When you predicted on The Jump that Oklahoma City would be winning this year, people considered it a hot seat. What do you think that some people aren’t seeing with that position that you are?
I mean, you got three All-Stars. You need minimum three All-Stars to win a championship. What other team outside of OKC, Golden State and maybe Cleveland that can produce three All-Stars? So they have the criteria that you need to win a championship. I mean, when’s the last time a team won an NBA championship without three All-Stars? So I just figured that you’ve got men at the point in their career that they’re willing to sacrifice for it. It’s not like they’re all young guys.
And anything matchup-wise you saw that favors OKC?
PIERCE: Well, OKC is going to play basketball. You’ve got guys that can play multiple positions. You can put Russ [Russell Westbrook] at the 2. You can put Melo [Carmelo Anthony] at the 3, 4, or 5. You can also put [Paul] George at the 2, 3, 4. So they really have the versatility to match up with anybody in the NBA.
Just wanted to ask you mainly about the Isaiah Thomas-Danny Ainge debate. You similarly didn’t want to be traded from the Celtics. What advice do you have for Isaiah Thomas? Do you think he’ll ever get that feeling back in Boston? He left Boston, but he’s also kind of got that bitter taste in his mouth at the moment.
A lot of guys are bitter when — you know, I can understand Isaiah’s frustration because he felt like he’s given so much to the franchise, and he came back and played after a death in the family and played through injury. He just thought maybe that was worth something.
But at the end of the day, we’ve all got to realize this is a business. This is a business we’re in, and no matter what sacrifices you make as a player, the sacrifice is not always mutual on the other end because, at the end of the day, it’s not about the player, it’s about the franchise. I think he’ll understand it, get over it, and he’ll use it for motivation for this upcoming season.
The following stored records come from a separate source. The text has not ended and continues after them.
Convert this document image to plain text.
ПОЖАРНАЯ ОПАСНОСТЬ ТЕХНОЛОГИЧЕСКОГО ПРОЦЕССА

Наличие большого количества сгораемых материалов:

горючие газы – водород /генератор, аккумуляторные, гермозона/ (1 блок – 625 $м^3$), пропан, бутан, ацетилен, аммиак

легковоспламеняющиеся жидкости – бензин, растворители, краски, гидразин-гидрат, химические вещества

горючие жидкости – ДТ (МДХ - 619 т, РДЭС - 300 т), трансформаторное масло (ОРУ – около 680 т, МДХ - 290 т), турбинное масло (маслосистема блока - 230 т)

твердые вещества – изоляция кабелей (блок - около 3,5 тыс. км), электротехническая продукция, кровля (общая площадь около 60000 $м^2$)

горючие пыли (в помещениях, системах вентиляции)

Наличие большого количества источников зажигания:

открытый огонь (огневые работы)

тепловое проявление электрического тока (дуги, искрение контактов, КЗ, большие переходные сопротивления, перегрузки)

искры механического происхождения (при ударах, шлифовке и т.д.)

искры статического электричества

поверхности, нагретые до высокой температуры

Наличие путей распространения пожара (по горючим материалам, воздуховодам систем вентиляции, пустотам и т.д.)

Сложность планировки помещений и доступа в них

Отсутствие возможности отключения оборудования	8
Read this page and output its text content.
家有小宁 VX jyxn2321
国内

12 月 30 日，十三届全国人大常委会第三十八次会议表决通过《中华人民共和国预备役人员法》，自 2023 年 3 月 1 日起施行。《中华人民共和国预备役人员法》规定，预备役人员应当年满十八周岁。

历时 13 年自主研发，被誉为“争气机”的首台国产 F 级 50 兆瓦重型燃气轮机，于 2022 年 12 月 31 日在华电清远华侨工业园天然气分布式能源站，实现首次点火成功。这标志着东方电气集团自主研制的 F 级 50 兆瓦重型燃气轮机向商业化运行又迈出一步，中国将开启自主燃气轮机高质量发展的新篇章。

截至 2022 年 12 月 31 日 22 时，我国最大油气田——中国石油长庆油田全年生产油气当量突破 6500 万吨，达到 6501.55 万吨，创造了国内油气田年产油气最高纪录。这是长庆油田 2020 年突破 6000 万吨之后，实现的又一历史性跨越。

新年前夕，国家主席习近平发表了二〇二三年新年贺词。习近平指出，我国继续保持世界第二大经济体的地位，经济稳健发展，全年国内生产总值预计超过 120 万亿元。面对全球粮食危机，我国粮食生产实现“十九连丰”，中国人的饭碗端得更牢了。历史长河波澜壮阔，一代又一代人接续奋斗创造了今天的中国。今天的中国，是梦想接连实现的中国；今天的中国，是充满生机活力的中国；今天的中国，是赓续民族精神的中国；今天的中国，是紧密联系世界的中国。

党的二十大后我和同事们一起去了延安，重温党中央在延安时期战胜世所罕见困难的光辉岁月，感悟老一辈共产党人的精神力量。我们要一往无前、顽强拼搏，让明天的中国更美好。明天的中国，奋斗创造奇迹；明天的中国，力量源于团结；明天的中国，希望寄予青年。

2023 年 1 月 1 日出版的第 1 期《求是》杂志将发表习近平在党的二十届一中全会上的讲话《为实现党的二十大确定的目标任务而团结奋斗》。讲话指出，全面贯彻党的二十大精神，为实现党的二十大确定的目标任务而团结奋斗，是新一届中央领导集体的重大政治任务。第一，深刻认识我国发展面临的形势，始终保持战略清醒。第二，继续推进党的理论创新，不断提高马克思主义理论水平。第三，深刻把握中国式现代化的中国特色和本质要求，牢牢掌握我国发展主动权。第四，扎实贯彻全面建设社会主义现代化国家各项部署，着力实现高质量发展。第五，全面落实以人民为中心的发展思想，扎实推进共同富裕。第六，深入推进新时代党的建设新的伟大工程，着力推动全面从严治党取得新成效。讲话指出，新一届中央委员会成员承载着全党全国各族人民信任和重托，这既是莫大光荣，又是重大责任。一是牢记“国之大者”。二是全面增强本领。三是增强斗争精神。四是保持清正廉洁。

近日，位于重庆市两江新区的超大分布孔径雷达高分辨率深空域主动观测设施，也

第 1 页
I just wanted to follow that up with the guy that’s coming to the Celtics to replace Isaiah in Kyrie. Obviously, it’s going to be an interesting matchup Tuesday when he returns to the Cavaliers. What do you expect of the reaction with what he’s been saying this past week? What do you expect to be the reaction and how he’s going to react to the reaction, if you know what I mean?
Kyrie’s a competitor. He’s going to cancel out the crowd noise. He’ll probably see a lot of boos, but Kyrie is a competitor, and I don’t think it will affect him. Not one bit. He has some nervous energy from going back to a team that he played for his whole career, but I think after maybe the first couple minutes, he’ll get over it and be fine.